OpenAI could not be immediately reached for a comment.

The former Windsurf team will focus on agentic coding initiatives at Google DeepMind, primarily working on the Gemini project.

"We're excited to welcome some top AI coding talent from Windsurf's team to Google DeepMind to advance our work in agentic coding," Google said in a statement.

The unusual deal structure marks a win for backers for Windsurf, which has raised $243 million from investors including Kleiner Perkins, Greenoaks and General Catalyst, and was last valued at $1.25 billion one year ago, according to PitchBook.

Windsurf investors will receive liquidity through the license fee and retain their stakes in the company, sources told Reuters.

'ACQUIHIRE' DEALS

Google's surprise swoop mirrors its deal in August 2024 to hire key employees from chatbot startup Character.AI.

Big Tech peers, including Microsoft, Amazon and Meta, have similarly taken to these so-called acquihire deals, which some have criticized as an attempt to evade regulatory scrutiny.

Microsoft struck a $650 million deal with Inflection AI in March 2024, to use the AI startup's models and hire its staff, while Amazon hired AI firm Adept's co-founders and some of its team last June.

Meta took a 49% stake in Scale AI in June in the biggest test yet of this increasing form of business partnerships.

Unlike acquisitions that would give the buyer a controlling stake, these deals do not require a review by US antitrust regulators.
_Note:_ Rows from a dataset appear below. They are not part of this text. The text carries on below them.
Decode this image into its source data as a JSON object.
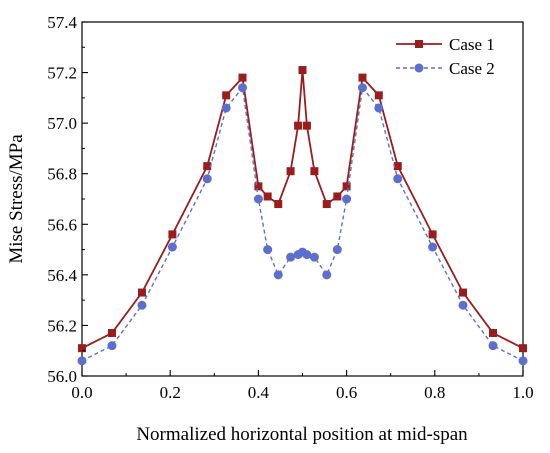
{
  "chart_data": {
    "type": "line",
    "title": "",
    "xlabel": "Normalized horizontal position at mid-span",
    "ylabel": "Mise Stress/MPa",
    "xlim": [
      0.0,
      1.0
    ],
    "ylim": [
      56.0,
      57.4
    ],
    "xticks": [
      "0.0",
      "0.2",
      "0.4",
      "0.6",
      "0.8",
      "1.0"
    ],
    "yticks": [
      "56.0",
      "56.2",
      "56.4",
      "56.6",
      "56.8",
      "57.0",
      "57.2",
      "57.4"
    ],
    "grid": false,
    "legend_position": "top-right",
    "series": [
      {
        "name": "Case 1",
        "color": "#9b1c1c",
        "line_style": "solid",
        "marker": "square",
        "x": [
          0.0,
          0.068,
          0.136,
          0.205,
          0.284,
          0.327,
          0.364,
          0.4,
          0.421,
          0.445,
          0.473,
          0.49,
          0.5,
          0.51,
          0.527,
          0.555,
          0.579,
          0.6,
          0.636,
          0.673,
          0.716,
          0.795,
          0.864,
          0.932,
          1.0
        ],
        "y": [
          56.11,
          56.17,
          56.33,
          56.56,
          56.83,
          57.11,
          57.18,
          56.75,
          56.71,
          56.68,
          56.81,
          56.99,
          57.21,
          56.99,
          56.81,
          56.68,
          56.71,
          56.75,
          57.18,
          57.11,
          56.83,
          56.56,
          56.33,
          56.17,
          56.11
        ]
      },
      {
        "name": "Case 2",
        "color": "#5b6fcf",
        "line_style": "dashed",
        "marker": "circle",
        "x": [
          0.0,
          0.068,
          0.136,
          0.205,
          0.284,
          0.327,
          0.364,
          0.4,
          0.421,
          0.445,
          0.473,
          0.49,
          0.5,
          0.51,
          0.527,
          0.555,
          0.579,
          0.6,
          0.636,
          0.673,
          0.716,
          0.795,
          0.864,
          0.932,
          1.0
        ],
        "y": [
          56.06,
          56.12,
          56.28,
          56.51,
          56.78,
          57.06,
          57.14,
          56.7,
          56.5,
          56.4,
          56.47,
          56.48,
          56.49,
          56.48,
          56.47,
          56.4,
          56.5,
          56.7,
          57.14,
          57.06,
          56.78,
          56.51,
          56.28,
          56.12,
          56.06
        ]
      }
    ]
  }
}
However, they could probe the deal if they believe it was structured to avoid those requirements or harm competition. Many of the deals have since become the subject of regulatory probes.

The development comes as tech giants, including Alphabet and Meta, aggressively chase high-profile acquisitions and offer multi-million-dollar pay packages to attract top talent in the race to lead the next wave of AI.

Windsurf's head of business, Jeff Wang, has been appointed its interim CEO, and Graham Moreno, vice president of global sales, will be president, effective immediately.

The majority of Windsurf's roughly 250 employees will remain with the company, which has announced plans to prioritize innovation for its enterprise clients.